ImpactAlpha, Jan. 20 – BlackRock chief Larry Fink’s latest letter to CEOs elicited “a collective yawn,” we wrote earlier this week. “Fink’s annual letters have gone from leading indicators to conventional wisdom.” That spurred a response from Laura Ortiz of SVX Mexico. We need to shift “the collective yawn to collective accountability,” she wrote. Agents of Impact weighed in. What’s your take?
- Collective accountability. Ortiz called Fink’s post “deeply scary” and “an intentional defense of capitalism at all costs.” Fink presented “decarbonization as the only goal and technology as the one savior,” she wrote. Mentions of “natural capital” such as clean air, clean water, fertile soil and healthy ecosystems are absent from Fink’s letter, notes Ortiz. “So no yawn from me, more like outrage and accountability demanding rage,” she tweeted.

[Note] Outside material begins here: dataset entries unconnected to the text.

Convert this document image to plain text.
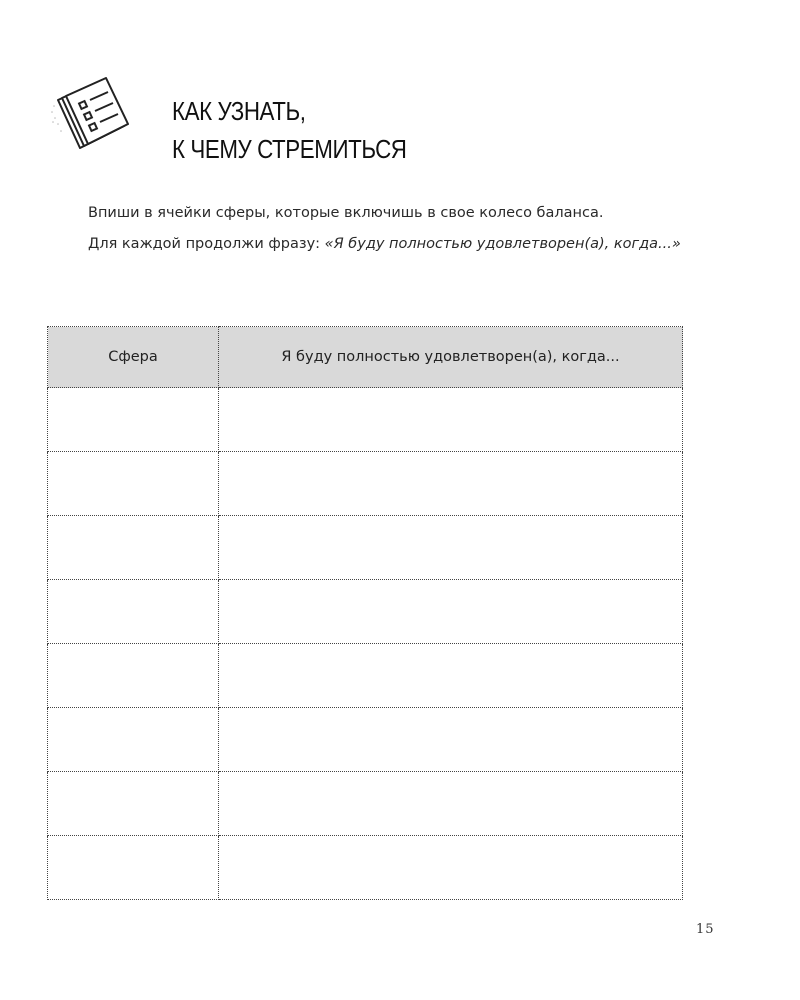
КАК УЗНАТЬ,
К ЧЕМУ СТРЕМИТЬСЯ

Впиши в ячейки сферы, которые включишь в свое колесо баланса.

Для каждой продолжи фразу: «Я буду полностью удовлетворен(а), когда...»

Сфера	Я буду полностью удовлетворен(а), когда...

15
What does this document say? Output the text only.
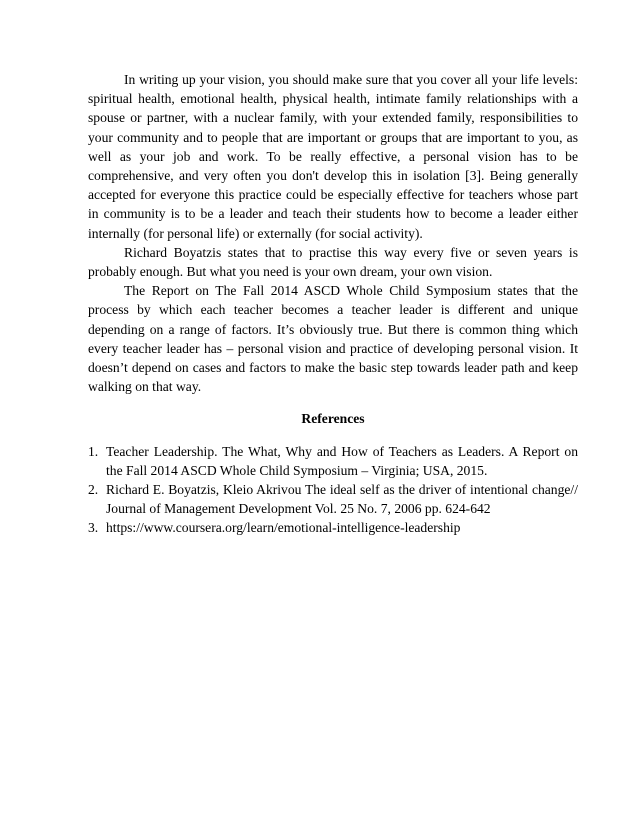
In writing up your vision, you should make sure that you cover all your life levels: spiritual health, emotional health, physical health, intimate family relationships with a spouse or partner, with a nuclear family, with your extended family, responsibilities to your community and to people that are important or groups that are important to you, as well as your job and work. To be really effective, a personal vision has to be comprehensive, and very often you don't develop this in isolation [3]. Being generally accepted for everyone this practice could be especially effective for teachers whose part in community is to be a leader and teach their students how to become a leader either internally (for personal life) or externally (for social activity).

Richard Boyatzis states that to practise this way every five or seven years is probably enough. But what you need is your own dream, your own vision.

The Report on The Fall 2014 ASCD Whole Child Symposium states that the process by which each teacher becomes a teacher leader is different and unique depending on a range of factors. It’s obviously true. But there is common thing which every teacher leader has – personal vision and practice of developing personal vision. It doesn’t depend on cases and factors to make the basic step towards leader path and keep walking on that way.

References
1. Teacher Leadership. The What, Why and How of Teachers as Leaders. A Report on the Fall 2014 ASCD Whole Child Symposium – Virginia; USA, 2015.
2. Richard E. Boyatzis, Kleio Akrivou The ideal self as the driver of intentional change// Journal of Management Development Vol. 25 No. 7, 2006 pp. 624-642
3. https://www.coursera.org/learn/emotional-intelligence-leadership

- Short on substance. The letter was “inconsequential,” writes Dmitriy Ioselevich of 17 Communications. Fink tried to placate both conservative and progress critics of sustainable investing, which “usually means pissing off everyone equally,” Ioselevich said. The letter was “written in such a way as to make it seem like Fink/BlackRock had something important to say but without having to say anything of substance.”
- Lacking in leadership. If Fink fails to stand up to climate skeptics now, what will happen to BlackRock’s portfolio companies that lag in the low-carbon transition? asks Sunrise Movement’s Casey Harrell. Climate science has to “rise above the political fray,” Harrell says. “Will Larry have the gumption to get up and tell uncomfortable truths to these companies?”